Desde então, juntaram-se mais três candidatos: Moussa Faki, ministro dos Negócios Estrangeiros e antigo primeiro-ministro do Chade; a chefe da diplomacia do Quénia, Amina Mohamed, e o representante especial das Nações Unidas Abdoulaye Bathily, do Senegal. 

Os temas em cima da mesa

Um dos temas mais importantes da cimeira é a possibilidade de reintegração de Marrocos - uma intenção já assumida pelo rei marroquino, Mohammed VI -, país que abandonou a UA em 1984 em protesto pela admissão da República Árabe Saarauí Democrática (RASD), proclamada pela Frente Polisário. 

Äthiopien Debatte der Präsidentschaftskandidaten der Kommission der Afrikanischen Union

Agapito Mba Mokuy, chefe da diplomacia da Guiné Equatorial, é um dos candidatos à presidência da União Africana

Outro tema em cima da mesa é a procura de uma solução para a estabilização do Sudão do Sul, onde a violência étnica persiste sem solução à vista, e que já vitimou dezenas de milhares de pessoas desde 2013.  
     

O secretário-geral das Nações Unidas, o português António Guterres, intervém na abertura da cimeira e deverá reunir-se com o Presidente do Sudão do Sul, Salva Kiir, à margem da reunião de líderes.  

Outro tema que divide os países africanos é o Tribunal Penal Internacional, de que o Burundi, a África do Sul e a Gâmbia se retiraram no ano passado, considerando que este organismo é injusto para com África, enquanto o Senegal e o Botsuana o defendem.

Angola concorre a lugares na comissão

O vice-Presidente de Angola, Manuel Vicente, partiu este sábado (28.01.) de Luanda para a Etiópia, com o país a concorrer a lugares de comissário da organização. 

Angola - Vize-Präsident Manuel Vicente

Manuel Vicente representa Angola na cimeira da UA. Angola apresentou candidatos a cargos na Comissão.

Angola lançou nos últimos dias uma forte campanha diplomática, durante a preparação da Cimeira, para apoio aos dois candidatos que apresenta aos cargos de comissários da organização para os Assuntos Políticos, Tete António, e para o Comércio Rural e Agricultura, Josefa Sacko, processo que tem sido liderado pelo ministro das Relações Exteriores angolano, Georges Chikoti. 

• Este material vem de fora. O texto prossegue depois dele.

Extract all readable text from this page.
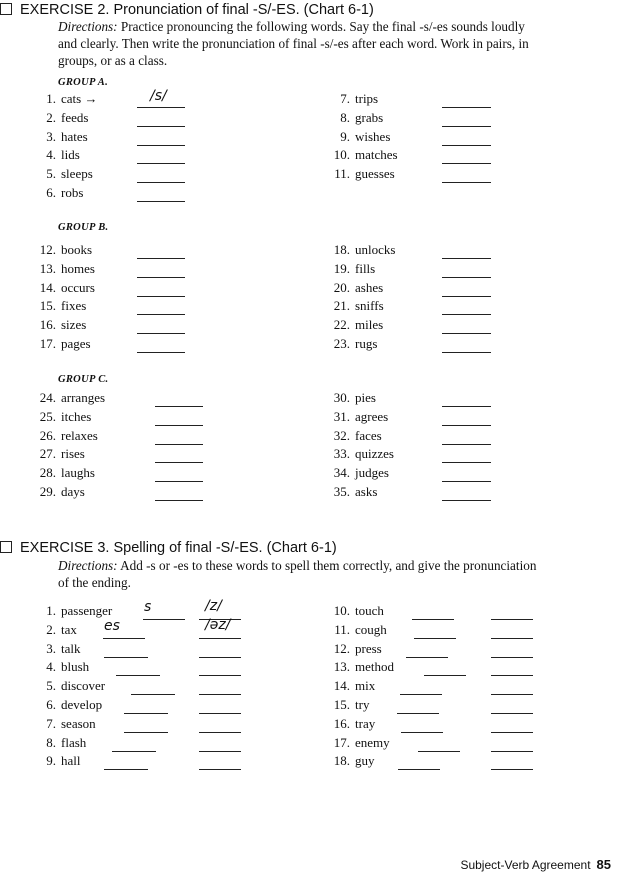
EXERCISE 2. Pronunciation of final -S/-ES. (Chart 6-1)
Directions: Practice pronouncing the following words. Say the final -s/-es sounds loudly
and clearly. Then write the pronunciation of final -s/-es after each word. Work in pairs, in
groups, or as a class.
GROUP A.
GROUP B.
GROUP C.
1. cats →
2. feeds
3. hates
4. lids
5. sleeps
6. robs
7. trips
8. grabs
9. wishes
10. matches
11. guesses
12. books
13. homes
14. occurs
15. fixes
16. sizes
17. pages
18. unlocks
19. fills
20. ashes
21. sniffs
22. miles
23. rugs
24. arranges
25. itches
26. relaxes
27. rises
28. laughs
29. days
30. pies
31. agrees
32. faces
33. quizzes
34. judges
35. asks
/s/
EXERCISE 3. Spelling of final -S/-ES. (Chart 6-1)
Directions: Add -s or -es to these words to spell them correctly, and give the pronunciation
of the ending.
1. passenger s	/z/
2. tax es	/əz/
3. talk
4. blush
5. discover
6. develop
7. season
8. flash
9. hall
10. touch
11. cough
12. press
13. method
14. mix
15. try
16. tray
17. enemy
18. guy
Subject-Verb Agreement 85
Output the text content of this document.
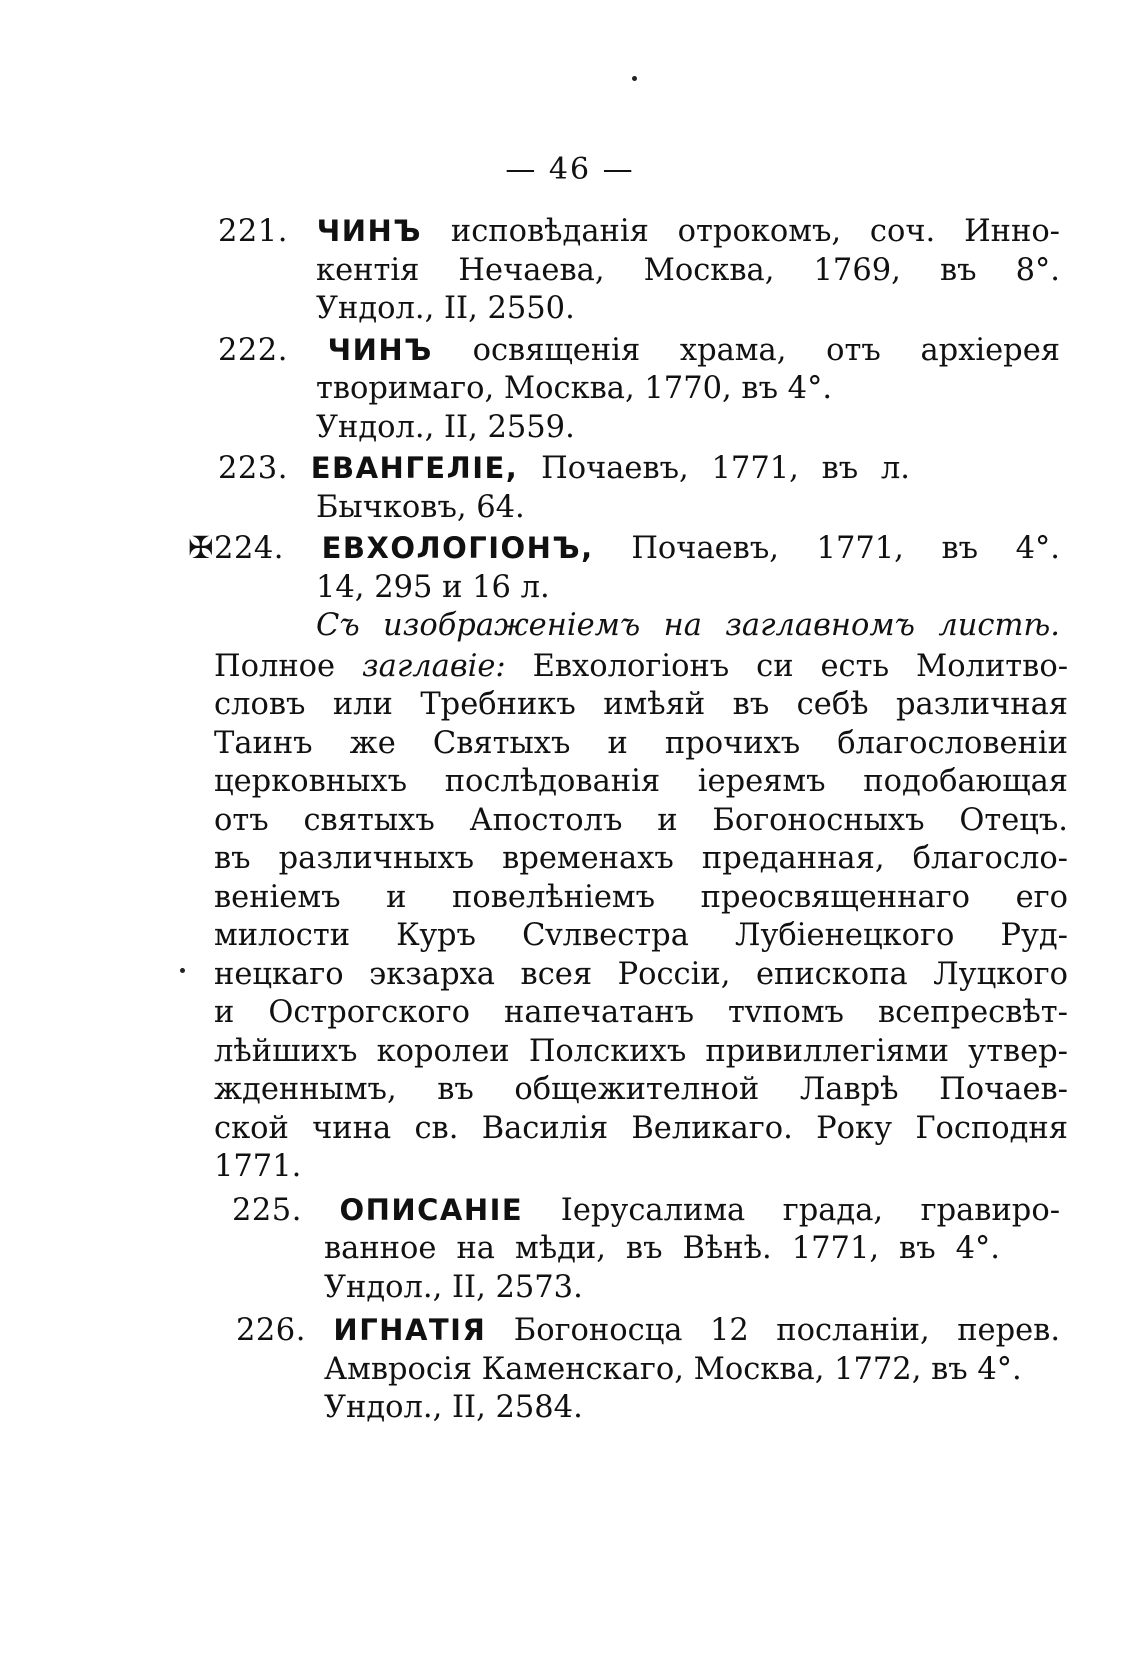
— 46 —
221. ЧИНЪ исповѣданія отрокомъ, соч. Инно-
кентія Нечаева, Москва, 1769, въ 8°.
Ундол., II, 2550.
222. ЧИНЪ освященія храма, отъ архіерея
творимаго, Москва, 1770, въ 4°.
Ундол., II, 2559.
223. ЕВАНГЕЛІЕ, Почаевъ, 1771, въ л.
Бычковъ, 64.
✠224. ЕВХОЛОГІОНЪ, Почаевъ, 1771, въ 4°.
14, 295 и 16 л.
Съ изображеніемъ на заглавномъ листѣ.
Полное заглавіе: Евхологіонъ си есть Молитво-
словъ или Требникъ имѣяй въ себѣ различная
Таинъ же Святыхъ и прочихъ благословеніи
церковныхъ послѣдованія іереямъ подобающая
отъ святыхъ Апостолъ и Богоносныхъ Отецъ.
въ различныхъ временахъ преданная, благосло-
веніемъ и повелѣніемъ преосвященнаго его
милости Кyръ Сvлвестра Лубіенецкого Руд-
нецкаго экзарха всея Россіи, епископа Луцкого
и Острогского напечатанъ тvпомъ всепресвѣт-
лѣйшихъ королеи Полскихъ привиллегіями утвер-
жденнымъ, въ общежителной Лаврѣ Почаев-
ской чина св. Василія Великаго. Року Господня
1771.
225. ОПИСАНІЕ Іерусалима града, гравиро-
ванное на мѣди, въ Вѣнѣ. 1771, въ 4°.
Ундол., II, 2573.
226. ИГНАТІЯ Богоносца 12 посланіи, перев.
Амвросія Каменскаго, Москва, 1772, въ 4°.
Ундол., II, 2584.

Tete António é atualmente representante da União Africana junto das Nações Unidas, enquanto Josefa Sacko chegou a ser secretária-geral da Organização Inter-Africana do Café. 

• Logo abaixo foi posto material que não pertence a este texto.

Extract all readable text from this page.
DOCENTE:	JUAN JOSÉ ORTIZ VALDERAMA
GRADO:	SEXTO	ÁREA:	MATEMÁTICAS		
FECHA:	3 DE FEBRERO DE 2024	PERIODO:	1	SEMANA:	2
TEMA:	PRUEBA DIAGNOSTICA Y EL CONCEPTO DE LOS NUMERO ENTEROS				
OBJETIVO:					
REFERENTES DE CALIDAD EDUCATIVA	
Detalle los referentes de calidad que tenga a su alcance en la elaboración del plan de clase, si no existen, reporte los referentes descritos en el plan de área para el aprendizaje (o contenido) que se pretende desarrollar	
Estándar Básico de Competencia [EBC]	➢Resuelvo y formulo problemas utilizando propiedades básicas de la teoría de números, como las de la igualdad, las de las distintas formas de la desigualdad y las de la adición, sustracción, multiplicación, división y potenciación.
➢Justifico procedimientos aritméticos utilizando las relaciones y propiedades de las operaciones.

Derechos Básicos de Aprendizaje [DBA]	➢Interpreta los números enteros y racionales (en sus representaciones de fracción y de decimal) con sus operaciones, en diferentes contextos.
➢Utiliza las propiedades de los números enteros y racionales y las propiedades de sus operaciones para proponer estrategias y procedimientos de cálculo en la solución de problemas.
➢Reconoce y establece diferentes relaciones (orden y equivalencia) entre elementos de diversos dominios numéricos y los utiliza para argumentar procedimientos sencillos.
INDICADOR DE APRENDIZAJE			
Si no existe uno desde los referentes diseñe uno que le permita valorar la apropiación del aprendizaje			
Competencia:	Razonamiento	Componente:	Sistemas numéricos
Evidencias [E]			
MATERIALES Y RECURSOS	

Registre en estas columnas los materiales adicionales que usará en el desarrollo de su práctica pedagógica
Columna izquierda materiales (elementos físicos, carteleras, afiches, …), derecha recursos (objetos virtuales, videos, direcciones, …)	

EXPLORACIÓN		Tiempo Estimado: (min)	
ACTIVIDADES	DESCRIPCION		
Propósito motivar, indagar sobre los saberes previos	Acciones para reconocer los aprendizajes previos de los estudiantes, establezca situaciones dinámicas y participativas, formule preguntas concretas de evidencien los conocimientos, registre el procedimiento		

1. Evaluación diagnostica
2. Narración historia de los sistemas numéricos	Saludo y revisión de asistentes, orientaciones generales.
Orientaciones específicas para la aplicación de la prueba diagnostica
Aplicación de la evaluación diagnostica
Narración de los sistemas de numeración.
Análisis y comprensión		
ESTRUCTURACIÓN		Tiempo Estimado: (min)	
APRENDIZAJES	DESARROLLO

São Tomé e Príncipe recebe pedidos de apoio a várias candidaturas

O primeiro-ministro são-tomense, Patrice Trovoada, também se deslocou à capital etíope, Addis Abeba, para representar o seu país na 28.ª Cimeira dos Chefes e Estado e do Governo da UA. 
 

Galerie - São Tomé e Príncipe

Patrice Trovoada, primeiro-ministro são-tomense, não revelou quem vai apoiar na corrida à Comissão da UA.

O primeiro-ministro são-tomense confirmou que o seu país recebeu pedidos de apoio de vários países, incluindo Angola, que se candidataram a cargo na Comissão da União Africana, tendo sublinhado que a posição do seu país só será conhecida durante a cimeira, na segunda-feira. 

"O Presidente da República recebeu vários emissários. Nós estivemos a analisar a situação, há um princípio, à partida, que é de solidariedade com a candidatura da nossa sub-região", explicou o governante. "Infelizmente, a nossa sub-região não terá só uma candidatura, por isso iremos apreciar e exercer o nosso direito de voto. O que importa é escolhermos, de facto, a personalidade que tem a competência para assumir a presidência da comissão", afirmou.